Its all about Data

Sunday, December 15, 2013

Map/Reduce Programming Paradigm Example

MapReduce is the heart of Hadoop. It is the programming paradigm that allows for massive scalability across hundreds or thousands of servers in a Hadoop cluster. The MapReduce concept is fairly simple to understand for those who are familiar with clustered scale-out data processing solutions.

The term MapReduce actually refers to two separate and distinct tasks that Hadoop programs perform. The first is the map job, which takes a set of data and converts it into another set of data, where individual elements are broken down into tuples (key/value pairs). The reduce job takes the output from a map as input and combines those data tuples into a smaller set of tuples. As the sequence of the name MapReduce implies, the reduce job is always performed after the map job.

Lets start with Word Count Example :
Assume we have 3 web documents, and each documents contains web text. In that a real application won’t be quite so simple, as it’s likely to contain millions or even billions of rows, and they might not be neatly formatted rows at all; in fact, no matter how big or small the amount of data we need to analyze, the key principles which is covering here remains the same.

Doc 1 : Sachin is playing 200th Test.
Doc 2 : Dhoni is batting with Sachin in his 50th Test.Test is going good.
Doc 3 : Sachin and Dhoni playing Test Cricket Match in Mumbai.

In map phase the sentence would be split as words and form the initial key value pair as
Doc 1 :
<Sachin,1>
<is,1>
<playing,1>
<200th,1>
<Test,1>

Doc 2 :
<Dhoni,1>
<is,2>
<batting,1>
<with,1>
<Sachin,1>
<in,1>
<his,1>
<50th,1>
<Test,2>
<going,1>
<good,1>

Doc 3:
<Sachin,1>
<and,1>
<Dhoni,1>
<playing,1>
<Test,1>
<Cricket,1>
<Match,1>
<in,1>
<Mumbai,1>

In the reduce phase the keys are grouped together and the values for similar keys are added. So here there are only one pair of similar keys would be added so the out put key value pairs would be
<Sachin,2>
<is,3>
<playing,2>
<200th,1>
<Test,4>
<Dhoni,2>
<batting,1>
<with,1>
<in,2>
<his,1>
<50th,1>
<going,1>
<good,1>
<Cricket,1>
<Match,1>
<Mumbai,1>

This would give the number of occurrence of each word in the input. Thus reduce forms an aggregation phase for key

The point to be noted here is that first the mapper class executes completely on the entire data set splitting the words and forming the initial key value pairs. Only after this entire process is completed the reducer starts.

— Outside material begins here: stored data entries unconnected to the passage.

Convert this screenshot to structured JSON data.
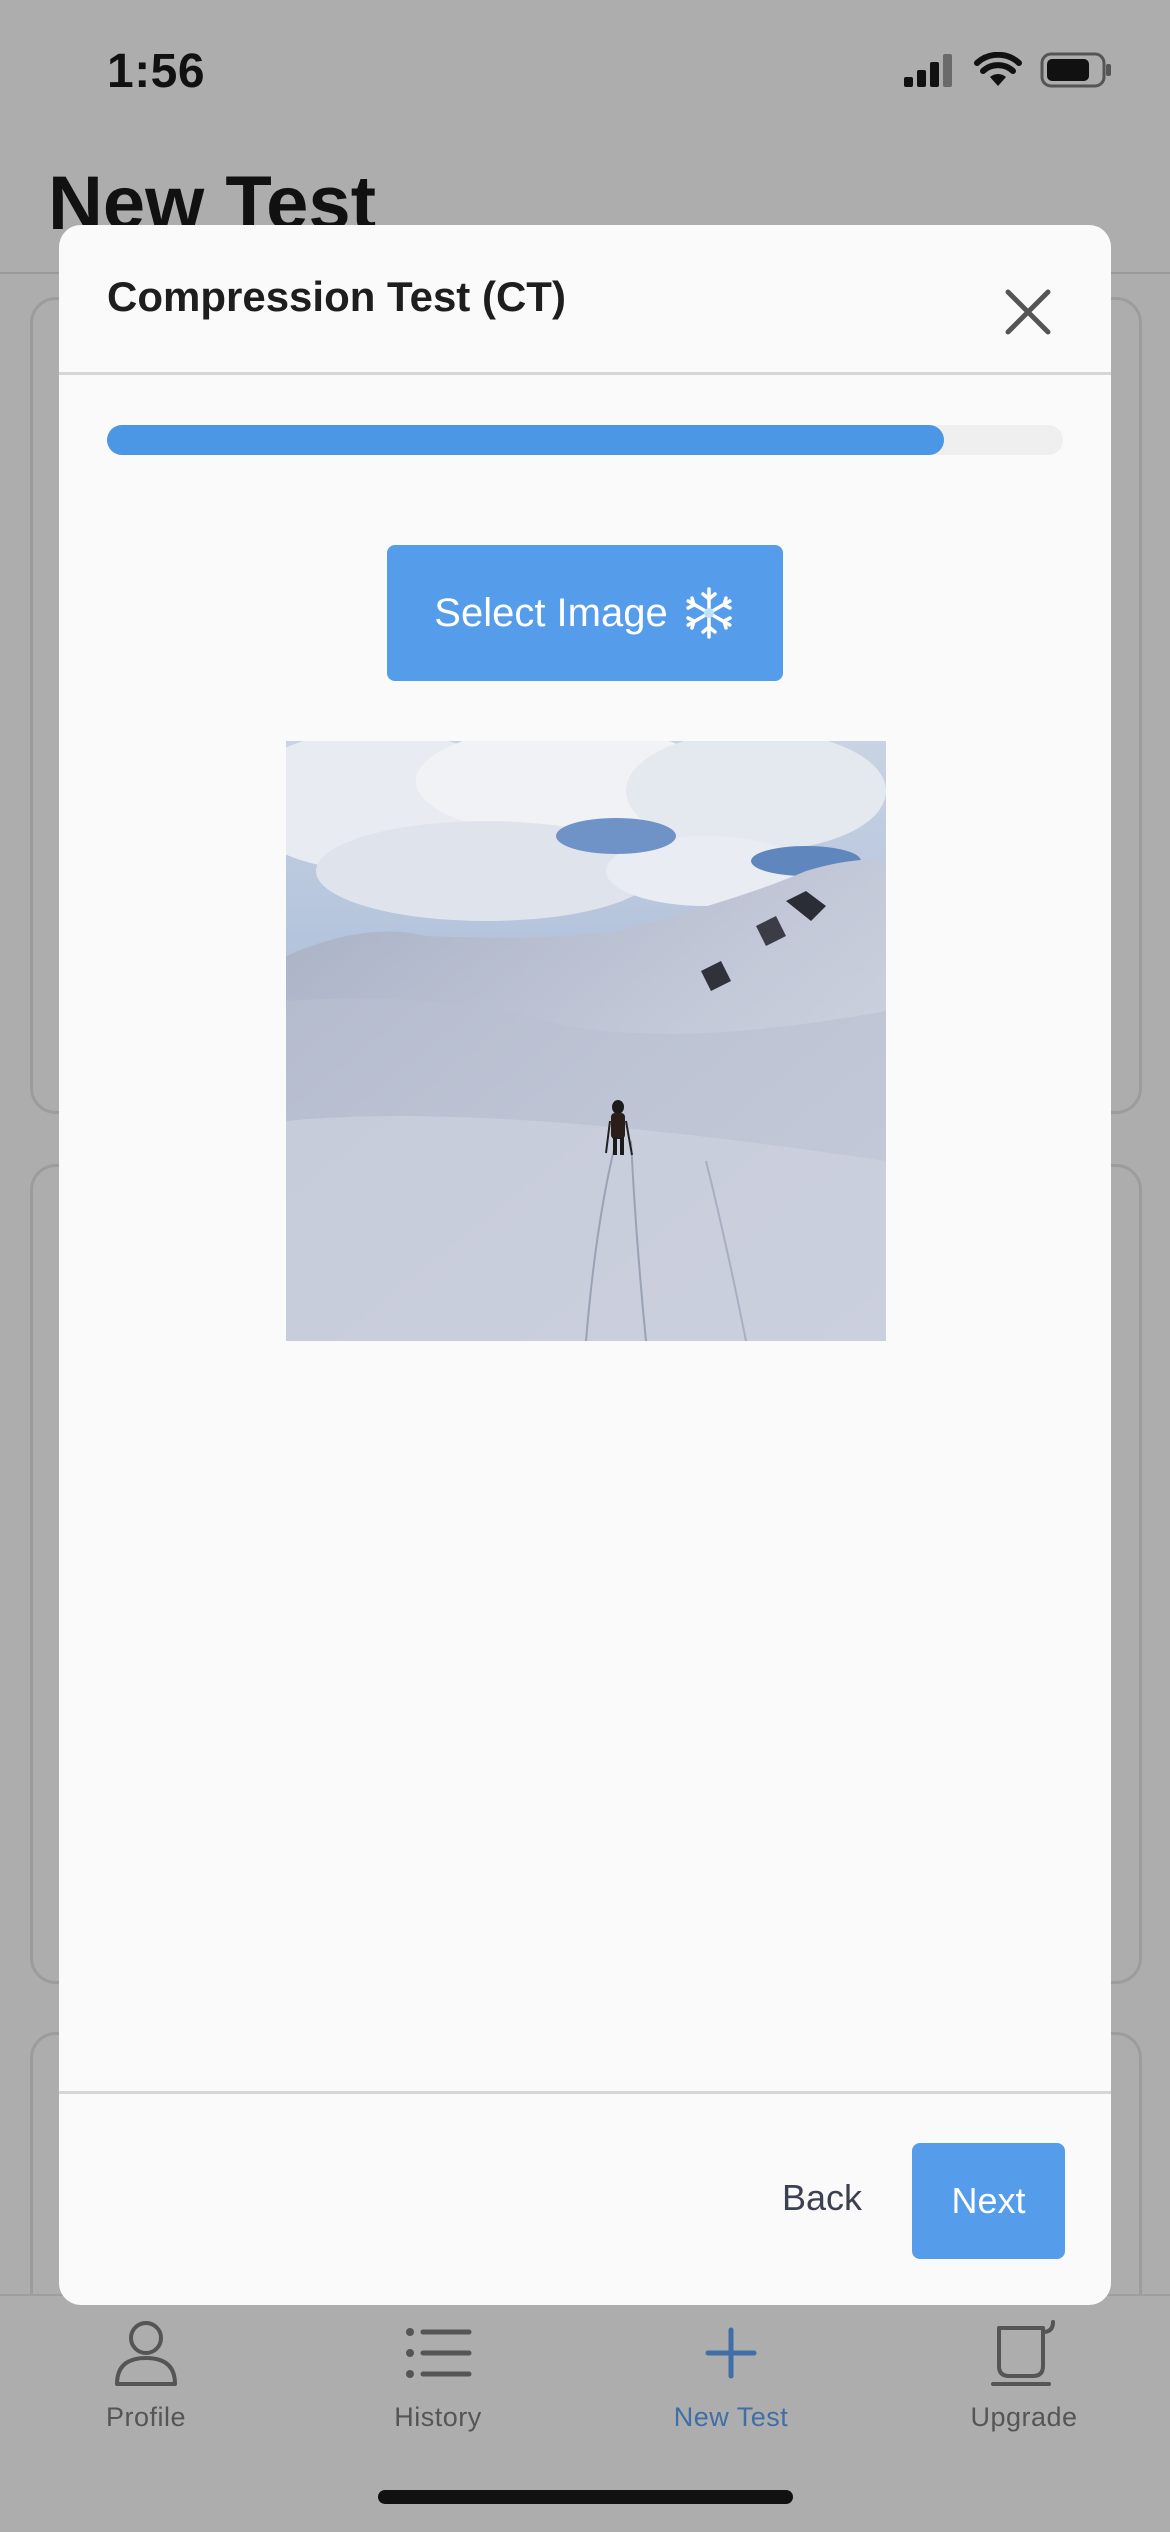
{
  "status_bar": {
    "time": "1:56",
    "icons": [
      "signal-icon",
      "wifi-icon",
      "battery-icon"
    ]
  },
  "background": {
    "title": "New Test"
  },
  "modal": {
    "title": "Compression Test (CT)",
    "close_icon": "close-icon",
    "progress": 0.875,
    "progress_color": "#4c96e6",
    "select_image_label": "Select Image",
    "select_image_emoji": "❄️",
    "back_label": "Back",
    "next_label": "Next",
    "accent_color": "#559ceb"
  },
  "tabbar": {
    "tabs": [
      {
        "label": "Profile",
        "icon": "person-icon",
        "active": false
      },
      {
        "label": "History",
        "icon": "list-icon",
        "active": false
      },
      {
        "label": "New Test",
        "icon": "plus-icon",
        "active": true
      },
      {
        "label": "Upgrade",
        "icon": "coffee-cup-icon",
        "active": false
      }
    ],
    "active_color": "#3f6fa6"
  }
}
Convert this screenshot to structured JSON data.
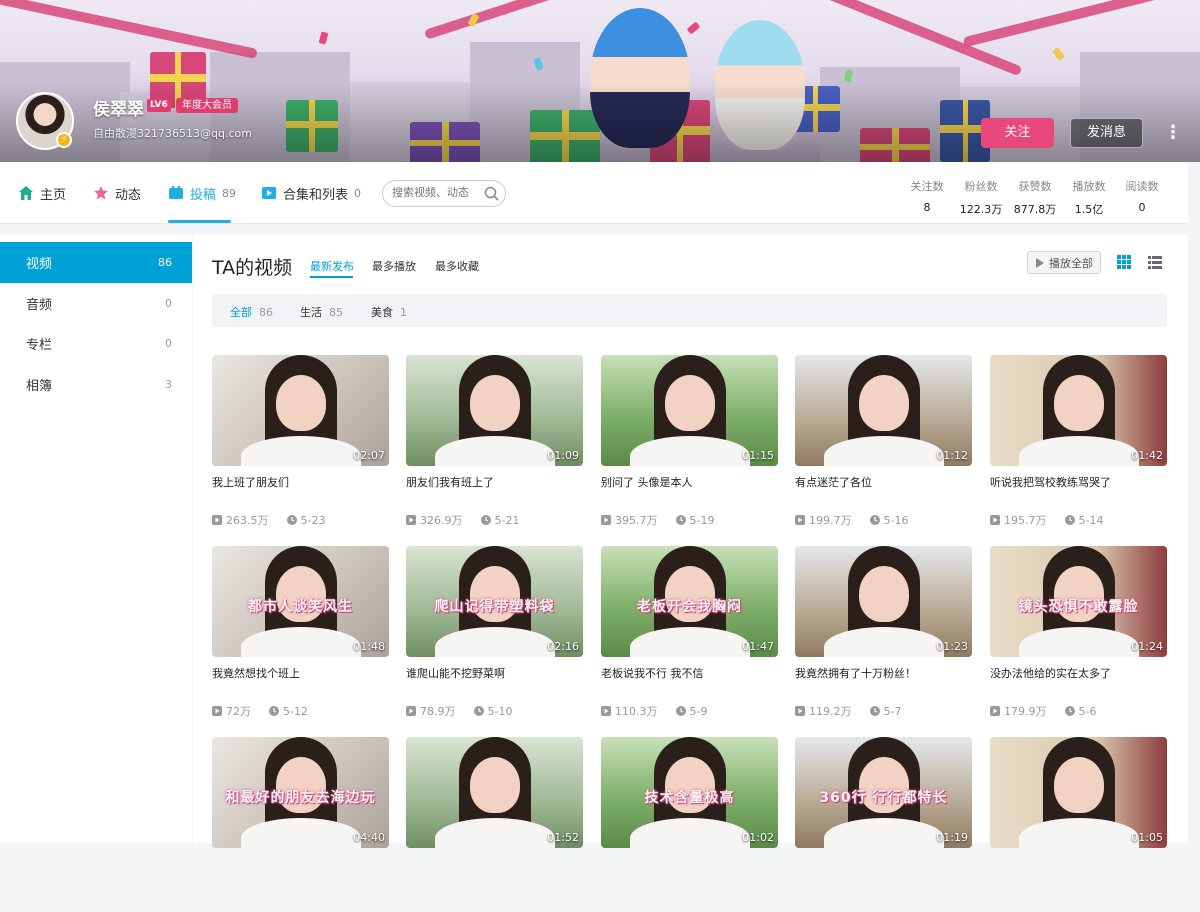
{
  "user": {
    "name": "侯翠翠",
    "level": "LV6",
    "vip_badge": "年度大会员",
    "signature": "自由散漫321736513@qq.com"
  },
  "actions": {
    "follow_label": "关注",
    "message_label": "发消息",
    "more_label": "⋮"
  },
  "nav": {
    "tabs": [
      {
        "label": "主页",
        "count": ""
      },
      {
        "label": "动态",
        "count": ""
      },
      {
        "label": "投稿",
        "count": "89"
      },
      {
        "label": "合集和列表",
        "count": "0"
      }
    ],
    "search_placeholder": "搜索视频、动态"
  },
  "stats": [
    {
      "label": "关注数",
      "value": "8"
    },
    {
      "label": "粉丝数",
      "value": "122.3万"
    },
    {
      "label": "获赞数",
      "value": "877.8万"
    },
    {
      "label": "播放数",
      "value": "1.5亿"
    },
    {
      "label": "阅读数",
      "value": "0"
    }
  ],
  "sidebar": {
    "items": [
      {
        "label": "视频",
        "count": "86"
      },
      {
        "label": "音频",
        "count": "0"
      },
      {
        "label": "专栏",
        "count": "0"
      },
      {
        "label": "相簿",
        "count": "3"
      }
    ]
  },
  "main": {
    "title": "TA的视频",
    "sort_tabs": [
      "最新发布",
      "最多播放",
      "最多收藏"
    ],
    "play_all_label": "播放全部",
    "filters": [
      {
        "label": "全部",
        "count": "86"
      },
      {
        "label": "生活",
        "count": "85"
      },
      {
        "label": "美食",
        "count": "1"
      }
    ]
  },
  "videos": [
    {
      "title": "我上班了朋友们",
      "duration": "02:07",
      "plays": "263.5万",
      "date": "5-23",
      "caption": ""
    },
    {
      "title": "朋友们我有班上了",
      "duration": "01:09",
      "plays": "326.9万",
      "date": "5-21",
      "caption": ""
    },
    {
      "title": "别问了 头像是本人",
      "duration": "01:15",
      "plays": "395.7万",
      "date": "5-19",
      "caption": ""
    },
    {
      "title": "有点迷茫了各位",
      "duration": "01:12",
      "plays": "199.7万",
      "date": "5-16",
      "caption": ""
    },
    {
      "title": "听说我把驾校教练骂哭了",
      "duration": "01:42",
      "plays": "195.7万",
      "date": "5-14",
      "caption": ""
    },
    {
      "title": "我竟然想找个班上",
      "duration": "01:48",
      "plays": "72万",
      "date": "5-12",
      "caption": "都市人谈笑风生"
    },
    {
      "title": "谁爬山能不挖野菜啊",
      "duration": "02:16",
      "plays": "78.9万",
      "date": "5-10",
      "caption": "爬山记得带塑料袋"
    },
    {
      "title": "老板说我不行 我不信",
      "duration": "01:47",
      "plays": "110.3万",
      "date": "5-9",
      "caption": "老板开会我胸闷"
    },
    {
      "title": "我竟然拥有了十万粉丝！",
      "duration": "01:23",
      "plays": "119.2万",
      "date": "5-7",
      "caption": ""
    },
    {
      "title": "没办法他给的实在太多了",
      "duration": "01:24",
      "plays": "179.9万",
      "date": "5-6",
      "caption": "镜头恐惧不敢露脸"
    },
    {
      "title": "",
      "duration": "04:40",
      "plays": "",
      "date": "",
      "caption": "和最好的朋友去海边玩"
    },
    {
      "title": "",
      "duration": "01:52",
      "plays": "",
      "date": "",
      "caption": ""
    },
    {
      "title": "",
      "duration": "01:02",
      "plays": "",
      "date": "",
      "caption": "技术含量极高"
    },
    {
      "title": "",
      "duration": "01:19",
      "plays": "",
      "date": "",
      "caption": "360行 行行都特长"
    },
    {
      "title": "",
      "duration": "01:05",
      "plays": "",
      "date": "",
      "caption": ""
    }
  ],
  "colors": {
    "accent": "#00a1d6",
    "follow": "#e8487c",
    "vip": "#e23d6f"
  }
}
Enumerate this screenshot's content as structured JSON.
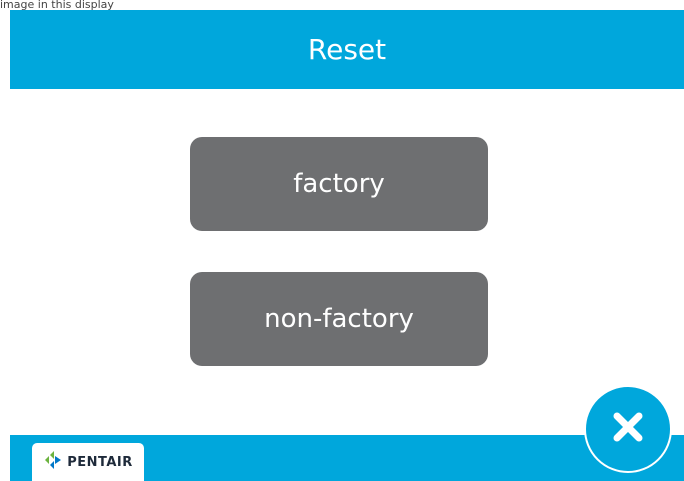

This Map/Reduce paradigm divide into 3 parts :
Part 1: Mapper Class
Part 2 : Reducer Class
Part 3 : Driver Class which will trigger Map/Reduce job.

Part 1 : Code of Mapper Class :
The functionality of the mapper method is as follows
Step 1 : Create a IntWritable variable ‘one’ with value as 1
Step 2 : Convert the input line in Text type to a String
Step 3 : Use a tokenizer to split the line into words
Step 4 : Iterate through each word and a form key value pairs as
a) Assign each work from the tokenizer(of String type) to a Text ‘word’
b) Form key value pairs for each word as <word,one> and push it to the output collector

import java.io.IOException;
import java.util.StringTokenizer;

import org.apache.hadoop.io.*;
import org.apache.hadoop.mapred.*;

public class WordCountMapper extends MapReduceBase implements Mapper<LongWritable, Text, Text, IntWritable>
{
/*Hadoop supported data types. The data types provided here are Hadoop specific data types designed for operational efficiency suited for massive parallel and lightning fast read write operations*/

private final static IntWritable one = new IntWritable(1);
private Text word = new Text();

/*Map method that performs the tokenizer job and framing the initial key value pairs
Mapper<LongWritable, Text, Text, IntWritable> , it refers to the data type of input and output key value pairs specific to the mapper or rateher the map method, ie Mapper<Input Key Type, Input Value Type, Output Key Type, Output Value Type>. */

public void map(LongWritable key, Text value, OutputCollector<Text, IntWritable> output, Reporter reporter) throws IOException
{
//taking one line at a time and tokenizing the same
String line = value.toString();
StringTokenizer tokenizer = new StringTokenizer(line);

//iterating through all the words available in that line and forming the key value pair
while (tokenizer.hasMoreTokens())
{
word.set(tokenizer.nextToken());
//sending to output collector which inturn passes the same to reducer
output.collect(word, one);
}
}
}

Part 2 : Code of Reducer Class :
The functionality of the reduce method is as follows
Step a) Initaize a variable ‘sum’ as 0
Step b) Iterate through all the values with respect to a key and sum up all of them
Step c) Push to the output collector the Key and the obtained sum as value

import java.io.IOException;
import java.util.Iterator;

import org.apache.hadoop.io.*;
import org.apache.hadoop.mapred.*;

public class WordCountReducer extends MapReduceBase implements Reducer<Text, IntWritable, Text, IntWritable>
{
//reduce method accepts the Key Value pairs from mappers, do the aggregation based on keys and produce the final out put
public void reduce(Text key, Iterator<IntWritable> values, OutputCollector<Text, IntWritable> output, Reporter reporter) throws IOException
{
int sum = 0;
/*iterates through all the values available with a key and add them together and give the
final result as the key and sum of its values*/
while (values.hasNext())
{
sum += values.next().get();
}
output.collect(key, new IntWritable(sum));
}
}

Part 3 : Code of Driver Class which will trigger Map/Reduce job.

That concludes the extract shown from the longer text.